Lucas vertelt ons hier over de tweede grote zendingstoespraak van Jezus. De eerste was gericht tot de twaalf (Lc 9, 1-6), waarin heel Israël vervat was. Nu richt Jezus zich tot de tweeënzeventig (cf. Gn 10), wat verwijst naar alle volkeren op aarde. Lucas plaatst dit moment aan het begin van Jezus' opgang naar Jeruzalem. De universaliteit van de prediking is niet iets wat nadien werd toegevoegd aan het evangelie, maar maakt integraal deel uit van de zending die Jezus vanaf het begin toevertrouwt aan zijn leerlingen. Het is Jezus zelf die opmerkt dat "de oogst groot is", maar dat "er maar weinig arbeiders" zijn. Jezus zegt tegen hen: "Ik stuur jullie als lammeren onder de wolven". De leerlingen moeten zich bewust zijn van de gevaren waarmee ze geconfronteerd worden. Blindheid voor de gevaren voor de kudde is een teken van ongevoeligheid en een gebrek aan intelligentie van de herder. Dat moeten de leerlingen weten als hun een zending wordt toevertrouwd. Jezus wil niet dat zij op hun gewone plaats blijven of doorgaan met hun gewoonten, ook niet die van godsdienstige aard. De kerk, de christelijke gemeenschap - en dus ook elke individuele leerling - is van nature missionair, dat wil zeggen door de Heer gezonden om het evangelie overal ter wereld uit te dragen, om het hart van de mensen voor te bereiden om Jezus als de redder van hun leven te verwelkomen. De ontmoeting met Jezus is het geschenk van vrede dat de leerlingen aan elk huis moeten brengen. De liefde van de Heer is sterk en overwint de "wolven" van deze wereld, zoals Franciscus van Assisi ondervond met de wolf van Gubbio. De kracht van Jezus' leerlingen ligt niet in hun uitrusting: ze hoeven niets bij zich te hebben behalve het evangelie en de liefde van de Heer. Met deze bagage, die zowel zwak als sterk is, kunnen ze de wegen van de wereld bewandelen en getuigen van Hem die hen gezonden heeft.

Het gebed is het hart van het leven van de Gemeenschap van Sant’Egidio. Het is haar eerste “werk”. Aan het einde van de dag komt elke Gemeenschap, of die nu klein of groot is, samen bij de Heer om het Woord te beluisteren en zich tot Hem te richten in het gebed. De leerlingen kunnen niet anders dan aan de voeten van Jezus zitten, zoals Maria van Bethanië, om het “betere deel” te kiezen (Lc 10, 42) en van Hem zijn gezindheid te leren (vgl. Fil 2, 5).

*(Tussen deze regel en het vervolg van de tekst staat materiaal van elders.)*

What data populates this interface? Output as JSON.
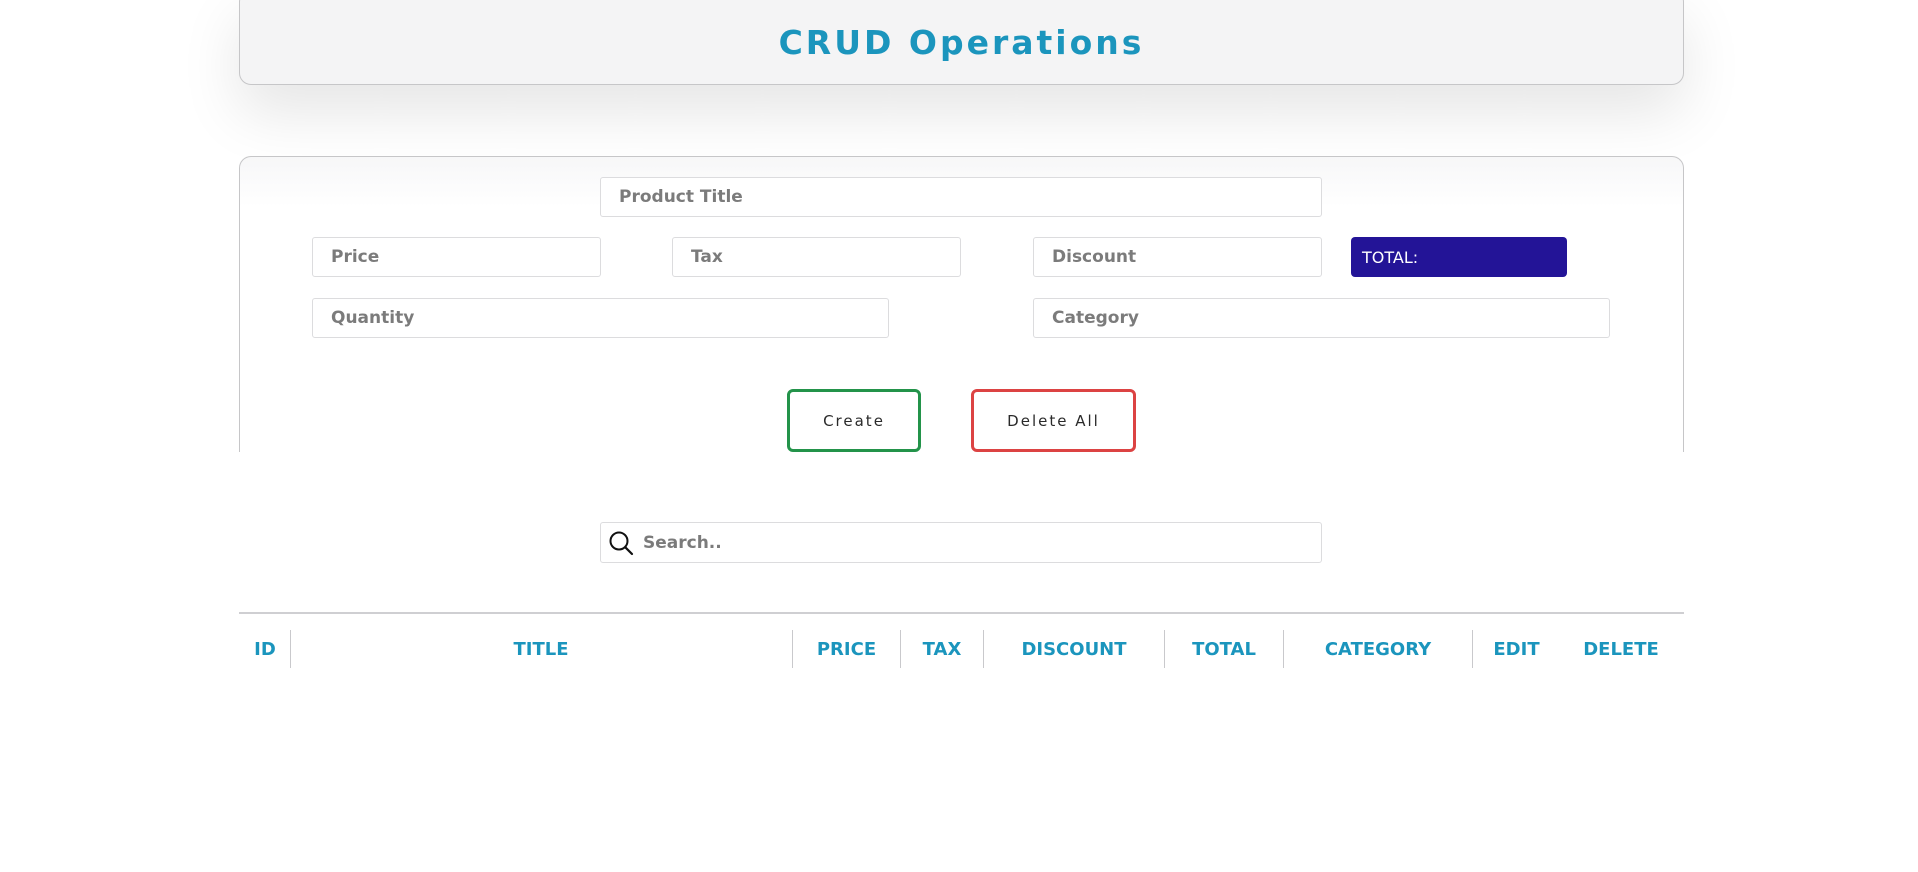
{
  "header": {
    "title": "CRUD Operations"
  },
  "form": {
    "title_placeholder": "Product Title",
    "price_placeholder": "Price",
    "tax_placeholder": "Tax",
    "discount_placeholder": "Discount",
    "total_label": "TOTAL:",
    "quantity_placeholder": "Quantity",
    "category_placeholder": "Category",
    "create_label": "Create",
    "delete_all_label": "Delete All"
  },
  "search": {
    "placeholder": "Search.."
  },
  "table": {
    "columns": [
      "ID",
      "TITLE",
      "PRICE",
      "TAX",
      "DISCOUNT",
      "TOTAL",
      "CATEGORY",
      "EDIT",
      "DELETE"
    ],
    "rows": []
  },
  "colors": {
    "accent": "#1b95bd",
    "total_bg": "#231497",
    "create_border": "#23934a",
    "delete_border": "#dc4343"
  },
  "icons": {
    "search": "search-icon"
  }
}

Elke keer dat de Gemeenschap zich tot de Heer richt, maakt ze zich die vraag eigen van de anonieme leerling: “Heer, leer ons bidden!” (Lc 11, 1). En Jezus, meester in het gebed, antwoordt: “Wanneer jullie bidden, zeg dan: Abba, Vader”.

Wanneer we bidden, ook in de geslotenheid van ons eigen hart, zijn we nooit alleen of verweesd. Integendeel, we zijn leden van de familie van de Heer. In het gemeenschappelijk gebed wordt naast het mysterie van het kindschap, ook dat van de broederschap en zusterschap duidelijk.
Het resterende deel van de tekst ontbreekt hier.